Rob McClure's Applegate has a no-hitter going until his late inning bobble of his only solo number. For most of Damn Yankees, he charms and smarms and pushes Joe and Lola around with the energetic cynicism of all narcissistic devils (sound like anyone you know?). But his 11 o'clock vaudeville turn, “Bring Back the Good Old Days,” requires neither selling nor hype, only underplaying; when you don't swing at every pitch, the audience comes to you. Maybe McClure and Director Trujillo are too young to appreciate this old theatrical ploy, throwing it away. But this is the only cross-up in the whole production (aside from the now apparently obligatory bush league practice of drowning out many of the singers' outstanding work with overamplification). Robert Brill's fine set design stays out of the way—the ensemble's dancin' here!

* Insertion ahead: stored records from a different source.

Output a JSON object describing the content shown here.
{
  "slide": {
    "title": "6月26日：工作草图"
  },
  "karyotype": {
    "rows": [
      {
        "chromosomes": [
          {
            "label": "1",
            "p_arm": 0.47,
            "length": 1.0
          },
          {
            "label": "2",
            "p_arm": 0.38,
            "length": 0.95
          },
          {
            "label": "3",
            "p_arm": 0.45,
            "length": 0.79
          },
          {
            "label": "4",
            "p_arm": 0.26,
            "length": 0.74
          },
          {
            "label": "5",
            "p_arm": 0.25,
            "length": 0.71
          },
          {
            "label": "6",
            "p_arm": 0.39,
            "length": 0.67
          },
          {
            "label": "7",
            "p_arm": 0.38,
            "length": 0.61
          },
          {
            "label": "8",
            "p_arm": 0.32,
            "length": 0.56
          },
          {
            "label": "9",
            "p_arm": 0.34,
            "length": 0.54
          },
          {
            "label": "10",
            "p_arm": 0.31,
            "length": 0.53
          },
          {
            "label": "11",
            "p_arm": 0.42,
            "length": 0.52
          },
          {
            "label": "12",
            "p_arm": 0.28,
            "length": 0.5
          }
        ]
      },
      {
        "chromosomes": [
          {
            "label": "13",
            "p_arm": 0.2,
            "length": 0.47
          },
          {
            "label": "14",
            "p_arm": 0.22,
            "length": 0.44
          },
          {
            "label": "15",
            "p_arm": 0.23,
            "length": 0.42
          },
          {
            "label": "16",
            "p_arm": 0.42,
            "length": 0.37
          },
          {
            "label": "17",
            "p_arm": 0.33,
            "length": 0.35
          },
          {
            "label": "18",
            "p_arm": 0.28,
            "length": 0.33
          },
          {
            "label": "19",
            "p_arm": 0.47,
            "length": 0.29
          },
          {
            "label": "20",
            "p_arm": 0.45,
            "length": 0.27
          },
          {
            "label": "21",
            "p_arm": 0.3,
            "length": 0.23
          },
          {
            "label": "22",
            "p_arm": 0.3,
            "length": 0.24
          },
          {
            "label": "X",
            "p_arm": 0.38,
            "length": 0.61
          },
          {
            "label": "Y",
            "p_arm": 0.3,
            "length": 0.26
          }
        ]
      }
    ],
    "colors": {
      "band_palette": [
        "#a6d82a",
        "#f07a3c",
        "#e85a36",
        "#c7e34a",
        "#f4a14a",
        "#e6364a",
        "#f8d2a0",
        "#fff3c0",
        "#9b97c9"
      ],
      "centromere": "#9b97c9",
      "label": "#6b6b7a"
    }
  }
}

A silently eloquent moment occurs late in Act II of this Damn Yankees when Donica has taken over the singing of the National Anthem before the game that will damn the Yankees (and fine musician that he is, Donica sings it as written with his glorious voice and none of the vocal mannerisms so prevalent in today's ballparks). While he sings, an African-American man in a baseball uni that reads “KC” stands off to one side. Satchel Paige and Buck O'Neil and Mr. Cub all signed with the Kansas City Monarchs, the great Negro League team that often played Griffith Stadium when the Senators were on the road. Elston Howard, damn Yankee, began with KC; in 1945, the Monarchs' shortstop was Jackie Robinson. Silently eloquent; the more you know.

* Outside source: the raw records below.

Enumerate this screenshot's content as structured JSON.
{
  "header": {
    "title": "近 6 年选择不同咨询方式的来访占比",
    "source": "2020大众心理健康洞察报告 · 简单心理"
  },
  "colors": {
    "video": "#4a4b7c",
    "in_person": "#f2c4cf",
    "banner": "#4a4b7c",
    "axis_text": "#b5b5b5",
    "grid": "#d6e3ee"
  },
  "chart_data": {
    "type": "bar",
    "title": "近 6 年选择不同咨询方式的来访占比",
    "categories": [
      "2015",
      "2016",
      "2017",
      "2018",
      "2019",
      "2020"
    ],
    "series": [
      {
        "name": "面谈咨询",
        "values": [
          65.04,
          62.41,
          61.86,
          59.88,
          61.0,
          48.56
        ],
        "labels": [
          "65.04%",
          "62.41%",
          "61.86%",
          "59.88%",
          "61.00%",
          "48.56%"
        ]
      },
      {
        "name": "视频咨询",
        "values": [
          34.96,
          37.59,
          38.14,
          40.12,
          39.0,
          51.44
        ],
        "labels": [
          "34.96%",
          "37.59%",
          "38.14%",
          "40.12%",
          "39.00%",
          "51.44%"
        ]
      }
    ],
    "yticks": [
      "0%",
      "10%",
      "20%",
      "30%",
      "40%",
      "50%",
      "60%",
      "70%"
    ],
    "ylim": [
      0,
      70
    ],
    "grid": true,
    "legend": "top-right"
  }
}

So when Damn Yankees concludes its two hour and fifteen minute game at the Fich, your luck really will be batting zero because there's no more Trujillo choreography to look forward to; then you really do gotta have heart.

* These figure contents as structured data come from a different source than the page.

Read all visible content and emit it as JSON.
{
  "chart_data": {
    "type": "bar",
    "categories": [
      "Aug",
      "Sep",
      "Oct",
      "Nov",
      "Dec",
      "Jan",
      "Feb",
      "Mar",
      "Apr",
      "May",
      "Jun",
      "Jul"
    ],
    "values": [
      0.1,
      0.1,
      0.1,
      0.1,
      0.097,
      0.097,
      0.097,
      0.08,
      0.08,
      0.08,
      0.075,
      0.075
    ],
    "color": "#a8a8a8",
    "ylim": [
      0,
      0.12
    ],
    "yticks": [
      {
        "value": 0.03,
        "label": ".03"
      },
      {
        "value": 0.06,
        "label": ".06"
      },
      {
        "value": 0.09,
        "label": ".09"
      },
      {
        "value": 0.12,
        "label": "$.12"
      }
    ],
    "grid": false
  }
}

Photo credit: Matthew Murphy and Evan Zimmerman



Reader Reviews

onthey on 9/21/2025
The review says it’s inexplicable as to why the change was made to the Orioles. It’s set around 2000, at the height of the steroid era and during the one of the Yankees winningest stretches in history (World Series winners 1996, 1998-2000). The Washington Nationals were not a team until 2005. So, pretty explicable change if you ask me. And I’m not even a baseball fan—just someone who remembers how much that all was in the news back then. Anyhow, leaving aside the weird framing of this review, the show was fabulous. We saw it during previews, and it far exceeded our expectations. Trujillo’s choreography was as athletic and energetic as the show deserves, and the whole cast was stunning. Jordan Donica had you rooting for him the whole time (with the voice and smile of an angel). Ana Villafane’s dance numbers outshone her sequins. She was dazzling in every sense. Rob McClure was having a blast playing the villain. Bryonha Marie was lovely. Everyone else was also fabulous, with a special shoutout to J Savage whose charisma made him a scene stealer during the ball player scenes. So good I’m hoping to see it again!


Ensemble1759130074 on 10/2/2025
You really should revise the top of your review. The time frame of the revised play is early 2K, when the Nationals did not exist and there was no team in DC at all. So it's actually obvious, not inexplicable, why the O's were chosen.


Ensemble17593853823 on 10/10/2025
Just adding to the previous two comments: the film, musical, and novel on which they were based were about the Washington Senators, one of the American League's original eight teams. The current Washington Nationals began as the Montreal Expos and have always played in the National League. Damn Yankees only makes sense if it's about one of the Yankees' (division) rivals, which necessitates being in the same league (though there were no divisions in either league until 1969).